All devices in the daisy-chain topology sample the respective device analog input signals on the CONVST rising edge. The data transfer frame starts with a CS falling edge. On each SCLK launch edge, every device in the chain shifts out the MSB of the respective USR on to the respective SDO-0 pin. On every SCLK capture edge, each device in the chain shifts in data received on the respective SDI pin as the LSB bit of the respective USR. Therefore, in a daisy-chain configuration, the host controller receives the data of Device N, followed by the data of Device N – 1, and so on (MSB-first). On the CS rising edge, each device decodes the contents in the respective USR, and takes appropriate action.
A typical timing diagram for three devices connected in daisy-chain topology using the SPI-00-S protocol is shown in Figure 89.
In daisy-chain topology, the overall throughput of the system is proportionally reduced as more devices are connected in the daisy-chain.
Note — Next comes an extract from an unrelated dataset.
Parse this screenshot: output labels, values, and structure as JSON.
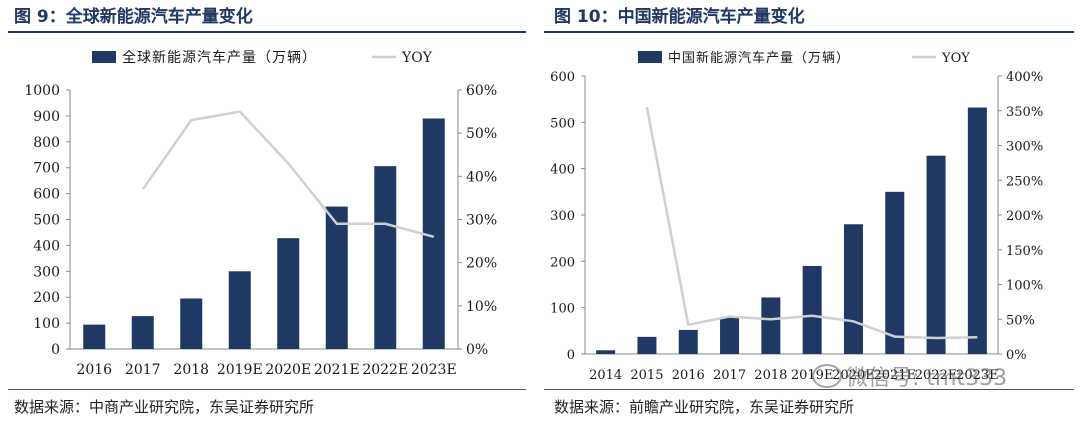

For N devices connected in daisy-chain topology, an optimal data transfer frame must contain 22 × N SCLK capture edges. For a longer data transfer frame (number of SCLK in the frame > 22 × N), the host controller must appropriately align the configuration data for each device before bringing CS high. A shorter data transfer frame (number of SCLK in the frame < 22 × N) might result in an erroneous device configuration, and must be avoided.